#18 - Their Eyes Were Watching Each Other

A few weeks back, I sat in the passenger seat of my sister's car. She was driving us to a local farmer's market. We approached an intersection and began to swing left. A pedestrian, an older black man was near the corner and, yes, he was watching us.

Within seconds, my sister had started the turn and within seconds the older man had shouted, you're going the wrong way. My sister quickly righted the car and we went on to the market. I remember saying to her, Black folk be watching each other, and she responding, Thank God.

In Samm-Art Williams' 1979 play HOME, the central character Cephas, finds himself questioning God’s whereabouts, questioning if God was truly watching for him. After his first love deserts the town they grew up in and marries another man, he wants to know whether God is on vacation, in Miami perhaps?

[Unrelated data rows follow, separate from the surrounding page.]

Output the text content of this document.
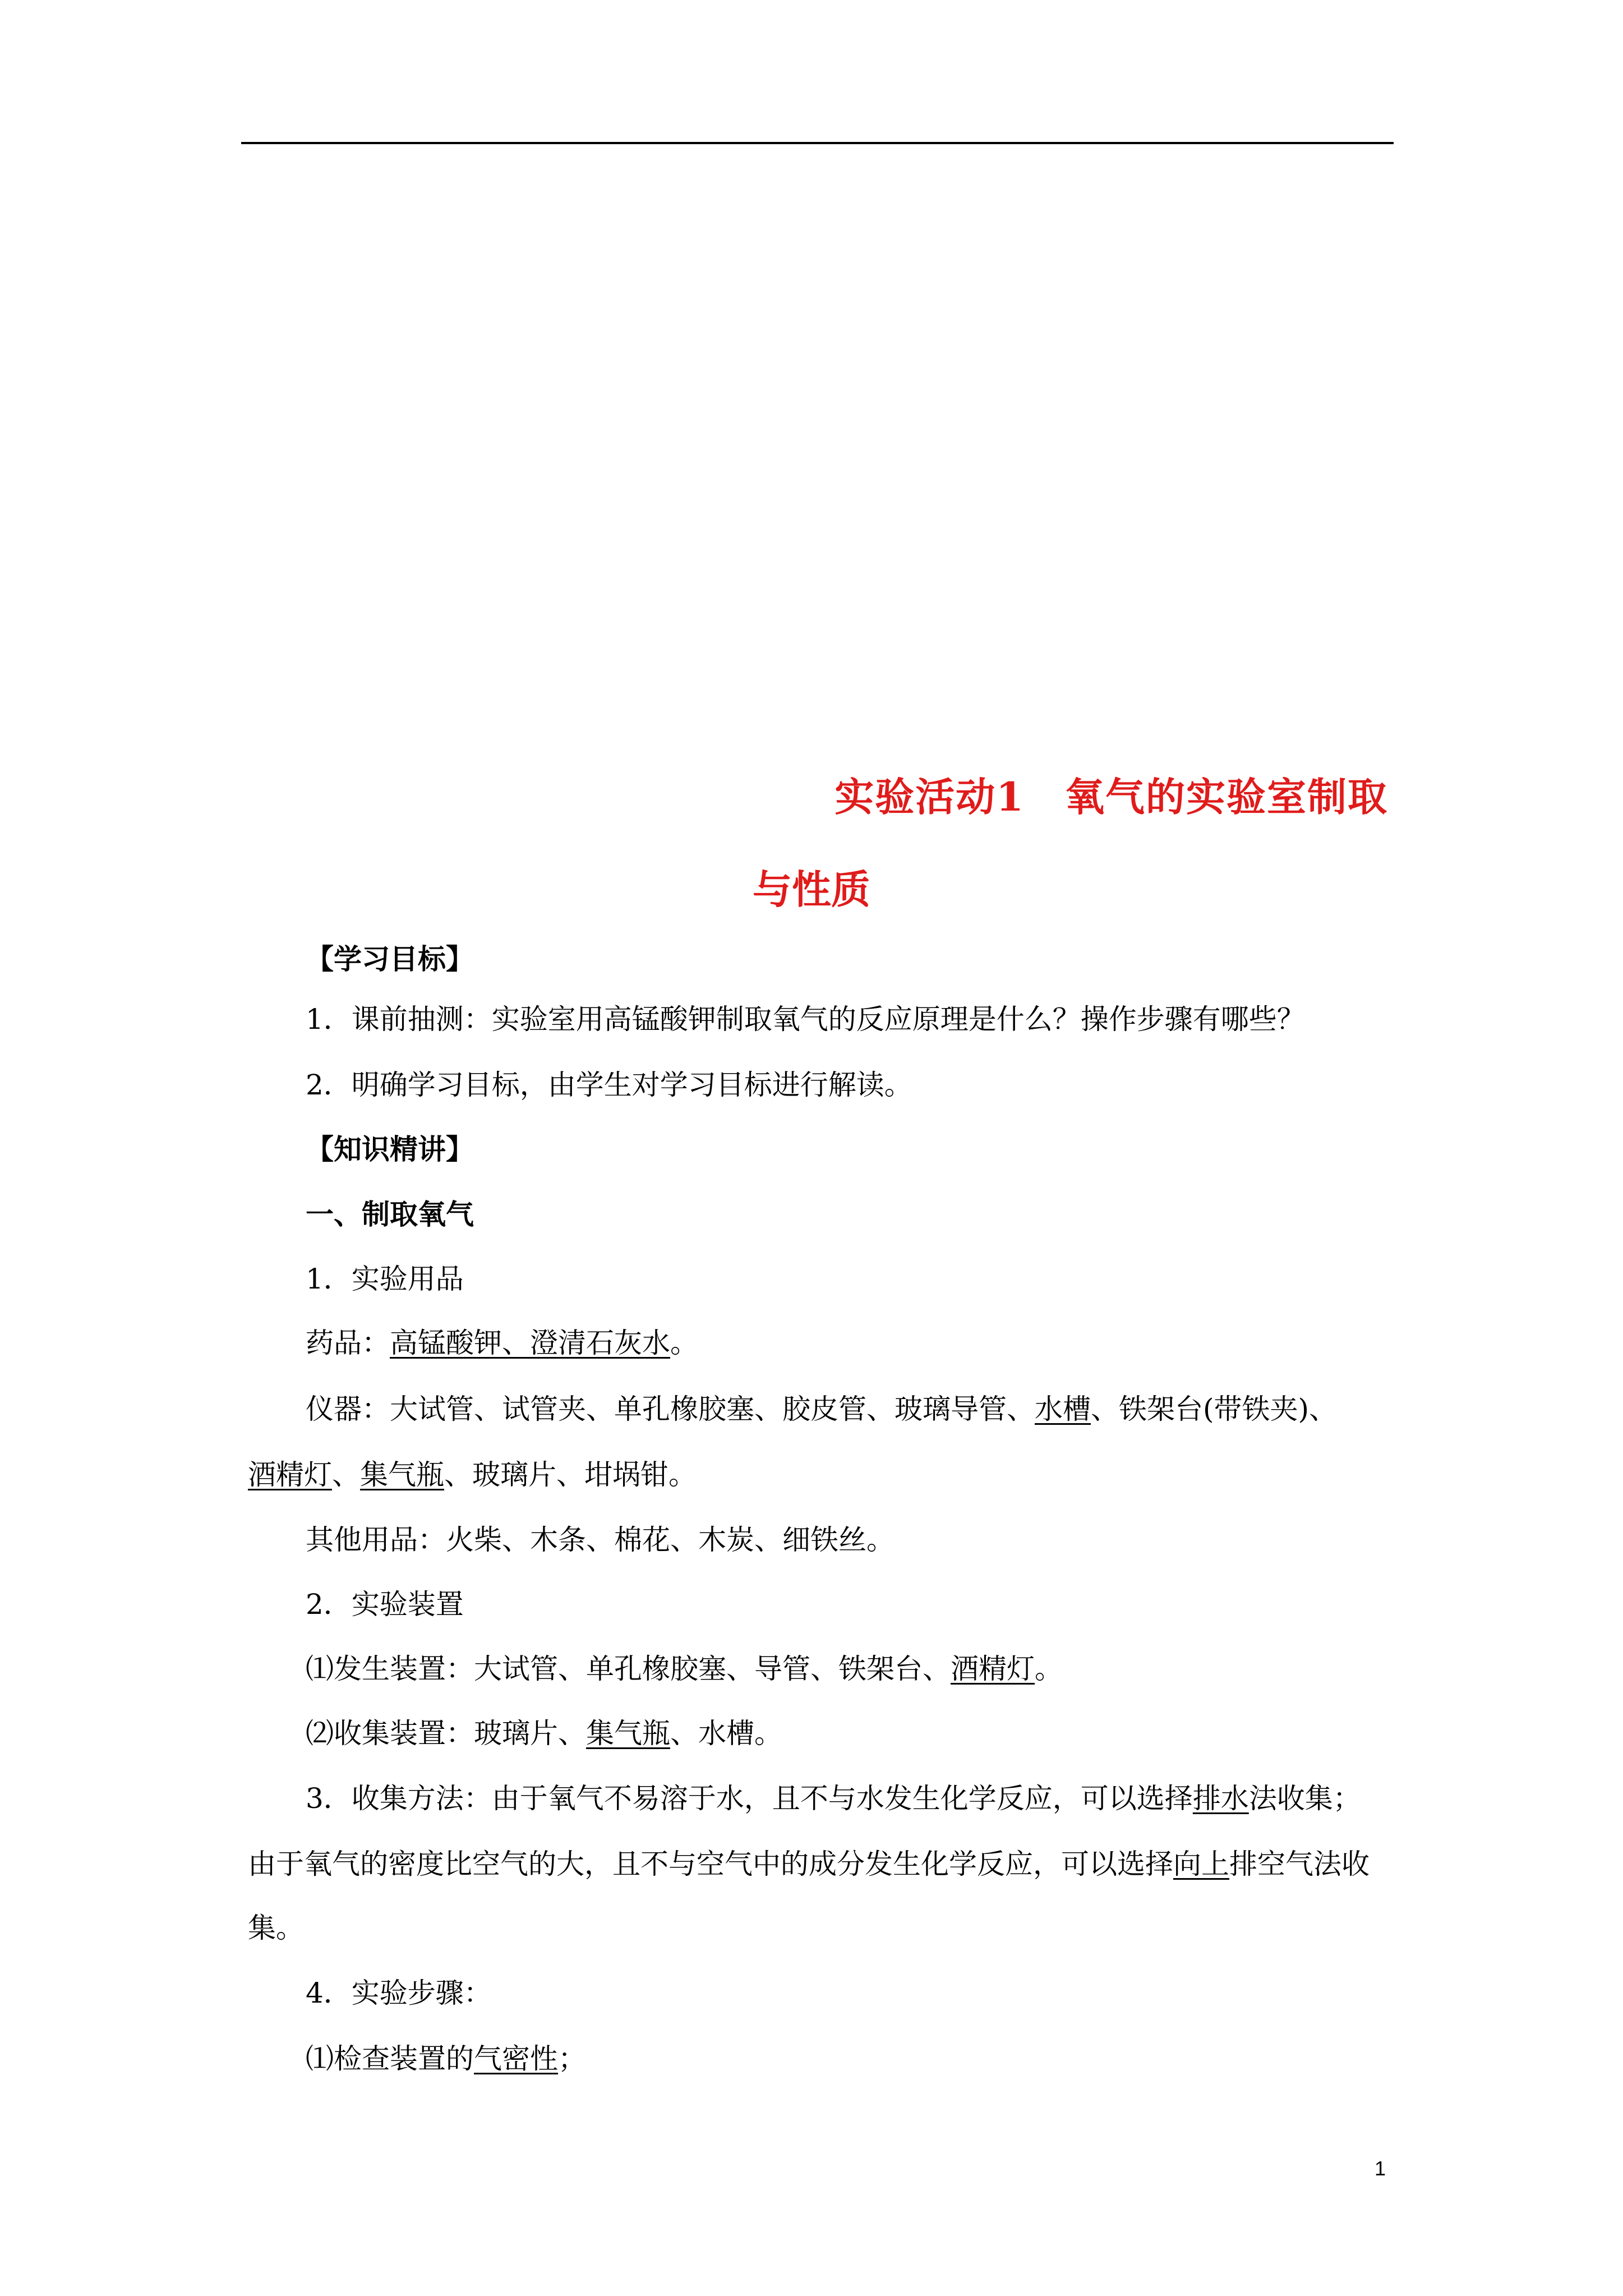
实验活动1　氧气的实验室制取
与性质
【学习目标】
1．课前抽测：实验室用高锰酸钾制取氧气的反应原理是什么？操作步骤有哪些？
2．明确学习目标，由学生对学习目标进行解读。
【知识精讲】
一、制取氧气
1．实验用品
药品：高锰酸钾、澄清石灰水。
仪器：大试管、试管夹、单孔橡胶塞、胶皮管、玻璃导管、水槽、铁架台(带铁夹)、
酒精灯、集气瓶、玻璃片、坩埚钳。
其他用品：火柴、木条、棉花、木炭、细铁丝。
2．实验装置
⑴发生装置：大试管、单孔橡胶塞、导管、铁架台、酒精灯。
⑵收集装置：玻璃片、集气瓶、水槽。
3．收集方法：由于氧气不易溶于水，且不与水发生化学反应，可以选择排水法收集；
由于氧气的密度比空气的大，且不与空气中的成分发生化学反应，可以选择向上排空气法收
集。
4．实验步骤：
⑴检查装置的气密性；
1
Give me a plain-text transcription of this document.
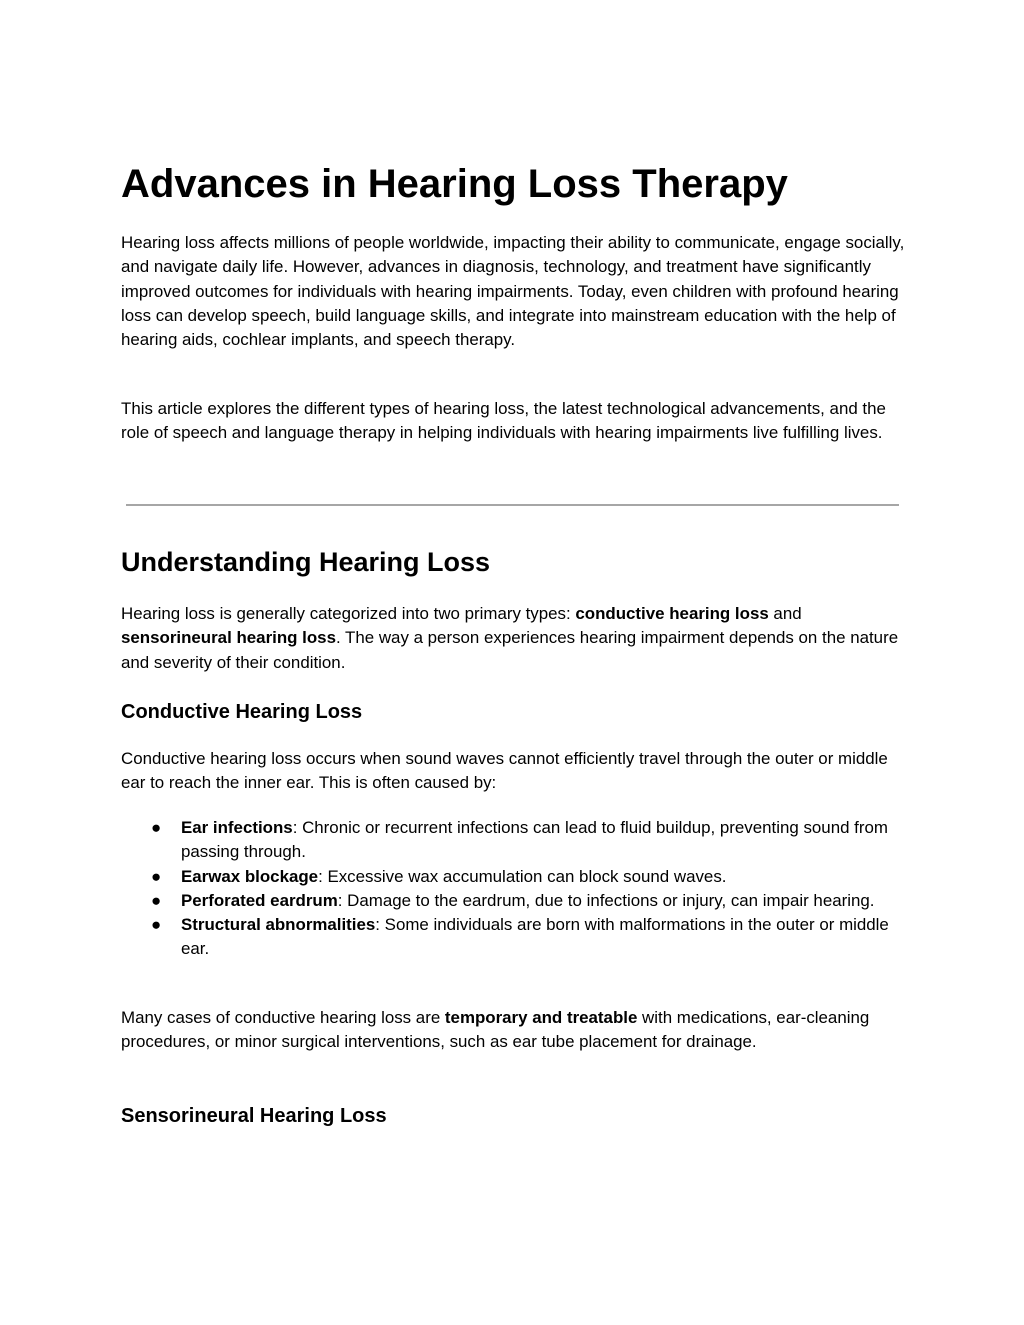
Advances in Hearing Loss Therapy

Hearing loss affects millions of people worldwide, impacting their ability to communicate, engage socially, and navigate daily life. However, advances in diagnosis, technology, and treatment have significantly improved outcomes for individuals with hearing impairments. Today, even children with profound hearing loss can develop speech, build language skills, and integrate into mainstream education with the help of hearing aids, cochlear implants, and speech therapy.

This article explores the different types of hearing loss, the latest technological advancements, and the role of speech and language therapy in helping individuals with hearing impairments live fulfilling lives.

Understanding Hearing Loss

Hearing loss is generally categorized into two primary types: conductive hearing loss and sensorineural hearing loss. The way a person experiences hearing impairment depends on the nature and severity of their condition.

Conductive Hearing Loss

Conductive hearing loss occurs when sound waves cannot efficiently travel through the outer or middle ear to reach the inner ear. This is often caused by:

● Ear infections: Chronic or recurrent infections can lead to fluid buildup, preventing sound from passing through.
● Earwax blockage: Excessive wax accumulation can block sound waves.
● Perforated eardrum: Damage to the eardrum, due to infections or injury, can impair hearing.
● Structural abnormalities: Some individuals are born with malformations in the outer or middle ear.

Many cases of conductive hearing loss are temporary and treatable with medications, ear-cleaning procedures, or minor surgical interventions, such as ear tube placement for drainage.

Sensorineural Hearing Loss
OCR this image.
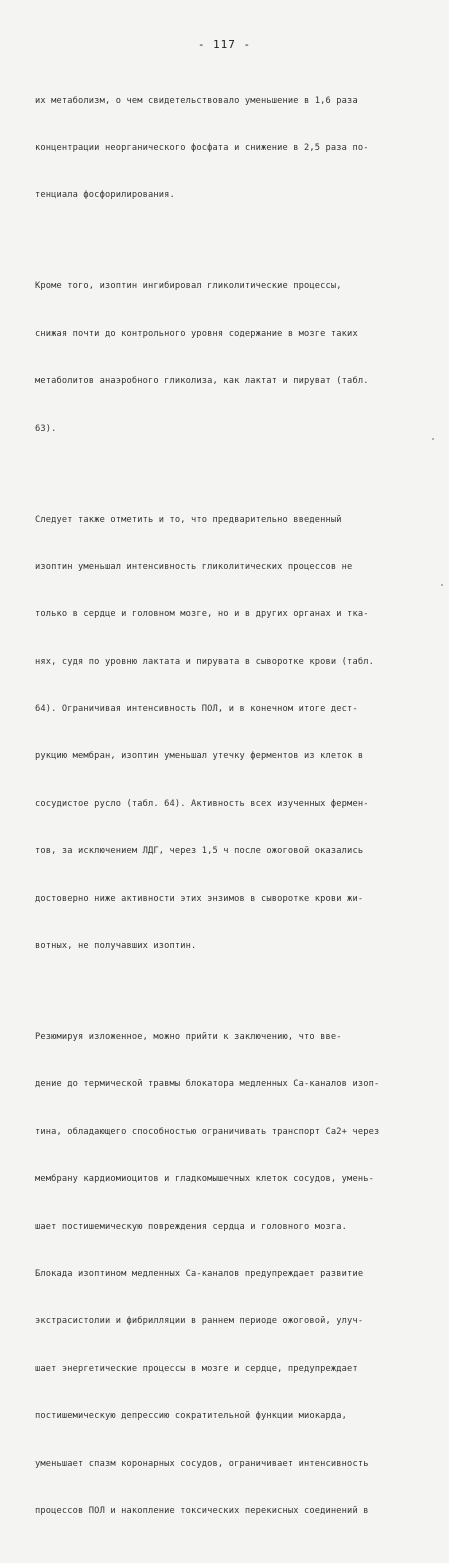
- 117 -

их метаболизм, о чем свидетельствовало уменьшение в 1,6 раза

концентрации неорганического фосфата и снижение в 2,5 раза по-

тенциала фосфорилирования.

Кроме того, изоптин ингибировал гликолитические процессы,

снижая почти до контрольного уровня содержание в мозге таких

метаболитов анаэробного гликолиза, как лактат и пируват (табл.

63).

Следует также отметить и то, что предварительно введенный

изоптин уменьшал интенсивность гликолитических процессов не

только в сердце и головном мозге, но и в других органах и тка-

нях, судя по уровню лактата и пирувата в сыворотке крови (табл.

64). Ограничивая интенсивность ПОЛ, и в конечном итоге дест-

рукцию мембран, изоптин уменьшал утечку ферментов из клеток в

сосудистое русло (табл. 64). Активность всех изученных фермен-

тов, за исключением ЛДГ, через 1,5 ч после ожоговой оказались

достоверно ниже активности этих энзимов в сыворотке крови жи-

вотных, не получавших изоптин.

Резюмируя изложенное, можно прийти к заключению, что вве-

дение до термической травмы блокатора медленных Са-каналов изоп-

тина, обладающего способностью ограничивать транспорт Са2+ через

мембрану кардиомиоцитов и гладкомышечных клеток сосудов, умень-

шает постишемическую повреждения сердца и головного мозга.

Блокада изоптином медленных Са-каналов предупреждает развитие

экстрасистолии и фибрилляции в раннем периоде ожоговой, улуч-

шает энергетические процессы в мозге и сердце, предупреждает

постишемическую депрессию сократительной функции миокарда,

уменьшает спазм коронарных сосудов, ограничивает интенсивность

процессов ПОЛ и накопление токсических перекисных соединений в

After a harrowing journey north and choosing not to enlist in the Vietnam War, Cephas returns South, to his home, where he worked the land to its glorified bounty. He poured his heart into the land and that is where he meets back up with his first love. His home, his love, his God was never quite far from him. I venture to say that in his questioning of God, he was watching Him; their eyes were watching each other.

The play, which I saw this past Sunday at the Roundabout Theatre in New York City reminded me that through a diligent attention, through an empathic emulation, mimicking even, we can both develop and find our inner selves, we can know our ideals, we can build skill and character.

By keeping our eyes on an inspiring lot of people, places or things, whether that lot be in books, friends, in aunties, uncles or first role models; when we imitate, and mimic we can identify the best in others, and become the best of ourselves.

Who inspires you? Who do you love? If there was something in them that you could copy or mimic, what would it be?